La Corte di Cassazione, sezione tributaria, con l’ordinanza n. 23409 depositata il 30 agosto 2024, intervenendo in tema di accertamento induttivo, ha affermato il principio di diritto secondo cui L’inizio di verifiche, accessi, ispezioni o altre attività amministrative di accertamento non impedisce al contribuente di presentare, entro il termine previsto nell’art. 2, comma 7, d.P.R. 22/07/1998, n. 322, una valida dichiarazione tardiva, senza che tale ritardo, fatta salva l’applicazione delle relative sanzioni, consenta all’amministrazione finanziaria di procedere all’accertamento induttivo, previsto dall’art. 41 P.R. 29/09/1973, n. 600 per le diverse ipotesi di omessa presentazione della dichiarazione o di dichiarazioni nulle ai sensi delle disposizioni del titolo I del d.P.R. 29/09/1973, n. 600

La vicenda ha riguardato una società a responsabilità limitata a cui veniva notificato avviso di accertamento era stato emesso in esito al Processo verbale di constatazione con cui veniva rilevata l’omessa presentazione della dichiarazione per l’anno d’imposta da accertare, fondato sul rilievo che al momento dell’accesso la dichiarazione non era stata presentata e tale onere era stato assolto dalla società intimata solo successivamente ma entro i 90 dalla scadenza della presentazione della dichiarazione fiscale. La società contribuente impugnava l’atto impositivo. I giudici di prime cure accolsero il ricorso della contribuente. L’Agenzia delle Entrate impugnava la sentenza. I giudici di appello rigettarono l’appello proposto dall’Agenzia delle Entrate. Avverso la sentenza di appello l’Amministrazione finanziaria proponeva ricorso in cassazione fondato su due motivi.

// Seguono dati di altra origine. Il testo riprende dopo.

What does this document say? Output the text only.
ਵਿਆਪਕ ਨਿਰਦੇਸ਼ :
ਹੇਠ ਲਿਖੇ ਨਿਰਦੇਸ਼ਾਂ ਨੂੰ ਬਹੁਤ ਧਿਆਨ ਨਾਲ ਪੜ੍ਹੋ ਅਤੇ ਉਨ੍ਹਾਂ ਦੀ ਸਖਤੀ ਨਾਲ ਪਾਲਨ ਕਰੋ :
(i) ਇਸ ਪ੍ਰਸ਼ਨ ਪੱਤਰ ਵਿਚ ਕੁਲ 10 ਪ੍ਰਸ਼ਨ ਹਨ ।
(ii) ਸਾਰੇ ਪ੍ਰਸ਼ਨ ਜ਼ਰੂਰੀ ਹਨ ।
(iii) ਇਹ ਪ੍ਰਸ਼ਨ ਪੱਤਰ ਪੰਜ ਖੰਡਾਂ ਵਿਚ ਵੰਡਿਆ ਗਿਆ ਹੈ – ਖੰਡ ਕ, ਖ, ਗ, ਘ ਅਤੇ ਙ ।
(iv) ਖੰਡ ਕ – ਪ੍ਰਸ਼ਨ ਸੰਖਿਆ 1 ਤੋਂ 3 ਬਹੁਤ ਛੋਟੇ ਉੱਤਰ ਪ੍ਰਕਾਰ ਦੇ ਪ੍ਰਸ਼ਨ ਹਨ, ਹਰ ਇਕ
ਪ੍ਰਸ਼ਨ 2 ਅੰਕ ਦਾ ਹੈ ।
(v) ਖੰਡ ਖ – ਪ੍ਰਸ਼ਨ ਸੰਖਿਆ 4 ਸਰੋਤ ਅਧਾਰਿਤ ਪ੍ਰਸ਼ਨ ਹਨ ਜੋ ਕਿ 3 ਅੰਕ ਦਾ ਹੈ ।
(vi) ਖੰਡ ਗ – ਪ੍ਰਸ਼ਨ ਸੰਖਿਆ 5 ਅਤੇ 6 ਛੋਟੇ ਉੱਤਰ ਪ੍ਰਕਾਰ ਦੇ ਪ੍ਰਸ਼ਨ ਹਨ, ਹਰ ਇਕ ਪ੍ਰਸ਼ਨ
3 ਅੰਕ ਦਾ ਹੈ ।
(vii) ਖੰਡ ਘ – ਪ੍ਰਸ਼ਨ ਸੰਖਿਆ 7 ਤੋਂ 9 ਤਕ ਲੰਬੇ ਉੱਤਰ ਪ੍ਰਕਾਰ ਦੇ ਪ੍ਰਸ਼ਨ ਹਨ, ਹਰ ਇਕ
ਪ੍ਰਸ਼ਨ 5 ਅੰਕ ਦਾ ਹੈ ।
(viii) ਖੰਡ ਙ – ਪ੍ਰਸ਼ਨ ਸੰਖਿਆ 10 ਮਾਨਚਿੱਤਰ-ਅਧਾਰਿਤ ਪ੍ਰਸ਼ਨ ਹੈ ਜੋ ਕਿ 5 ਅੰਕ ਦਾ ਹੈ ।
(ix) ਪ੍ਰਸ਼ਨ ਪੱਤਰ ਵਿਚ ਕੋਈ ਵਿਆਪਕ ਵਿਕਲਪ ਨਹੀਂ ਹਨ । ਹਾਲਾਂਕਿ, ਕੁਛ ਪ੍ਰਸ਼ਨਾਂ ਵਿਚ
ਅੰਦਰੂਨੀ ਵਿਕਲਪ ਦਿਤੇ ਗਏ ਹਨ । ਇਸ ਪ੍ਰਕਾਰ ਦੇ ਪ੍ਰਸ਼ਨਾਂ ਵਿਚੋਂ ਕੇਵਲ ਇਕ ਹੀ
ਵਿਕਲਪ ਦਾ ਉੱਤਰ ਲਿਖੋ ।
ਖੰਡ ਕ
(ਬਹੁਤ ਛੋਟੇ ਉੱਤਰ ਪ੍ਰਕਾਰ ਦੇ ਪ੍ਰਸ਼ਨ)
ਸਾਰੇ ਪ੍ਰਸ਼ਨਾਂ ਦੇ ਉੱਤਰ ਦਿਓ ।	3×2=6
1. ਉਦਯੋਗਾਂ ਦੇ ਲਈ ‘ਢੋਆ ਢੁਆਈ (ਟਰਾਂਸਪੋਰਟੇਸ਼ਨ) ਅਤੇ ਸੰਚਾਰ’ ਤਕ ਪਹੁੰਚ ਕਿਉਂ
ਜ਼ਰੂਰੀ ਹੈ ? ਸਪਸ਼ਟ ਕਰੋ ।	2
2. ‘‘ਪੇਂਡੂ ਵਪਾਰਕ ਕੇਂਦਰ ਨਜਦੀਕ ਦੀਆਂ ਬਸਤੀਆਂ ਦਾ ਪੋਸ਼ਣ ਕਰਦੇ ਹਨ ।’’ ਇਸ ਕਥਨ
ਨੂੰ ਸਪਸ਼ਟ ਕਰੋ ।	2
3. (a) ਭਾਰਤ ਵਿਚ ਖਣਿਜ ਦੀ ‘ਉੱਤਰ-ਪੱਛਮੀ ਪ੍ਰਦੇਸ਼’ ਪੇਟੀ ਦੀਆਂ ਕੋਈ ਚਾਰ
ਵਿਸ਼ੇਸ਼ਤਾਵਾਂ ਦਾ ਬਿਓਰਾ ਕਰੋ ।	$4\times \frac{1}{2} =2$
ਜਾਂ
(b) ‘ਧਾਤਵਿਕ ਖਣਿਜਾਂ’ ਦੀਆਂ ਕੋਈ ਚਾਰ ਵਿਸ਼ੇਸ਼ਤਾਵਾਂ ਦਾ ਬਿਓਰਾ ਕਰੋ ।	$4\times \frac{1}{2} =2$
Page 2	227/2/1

I giudici di legittimità rigettavano il ricorso.

Gli Ermellini hanno ritenuto “… infondata, in diritto, la pretesa connessione tra la preclusione al ravvedimento operoso conseguente all’inizio di eventuali accessi, ispezioni e verifiche e il preteso impedimento alla presentazione della dichiarazione tardiva. Difatti, secondo l’art. 2, comma 7, d.P.R. 22/07/1998, n. 322: «Sono considerate valide le dichiarazioni presentate entro novanta giorni dalla scadenza del termine, salva restando l’applicazione delle sanzioni amministrative per il ritardo. Le dichiarazioni presentate con ritardo superiore a novanta giorni si considerano omesse, ma costituiscono, comunque, titolo per la riscossione delle imposte dovute in base agli imponibili in esse indicati e delle ritenute indicate dai sostituti d’imposta.»

Il tenore letterale della norma distingue nettamente, da un lato, la dichiarazione presentata entro novanta giorni dalla scadenza del termine (cd. tardiva) – e che è considerata valida – dalla dichiarazione omessa (presentata oltre novanta giorni). Dall’altro lato, l’inciso «salva restando l’applicazione delle sanzioni amministrative per il ritardo» deve essere inteso nel senso che la dichiarazione tardiva, seppur valida, non ha alcuna efficacia sanante o altrimenti estintiva di eventuali sanzioni previste per il ritardo. Per il resto la dichiarazione tardiva è valida a ogni effetto di legge, cioè per ogni conseguenza che quest’ultima faccia dipendere dalla sua presentazione (anche in relazione ai poteri di accertamento dell’amministrazione finanziaria ai sensi degli artt. 39 ss. d.P.R. n. 600 del 1973), a differenza di quella omessa che, pur costituendo titolo per la riscossione delle imposte dovute in base agli imponibili ivi indicati, costituisce il presupposto oggettivo espressamente menzionato dall’art. 41, primo comma, d.P.R. n. 600 del 1973 (al pari delle ipotesi di dichiarazioni nulle previste nel titolo I del testo normativo appena richiamato) per l’accertamento induttivo. …”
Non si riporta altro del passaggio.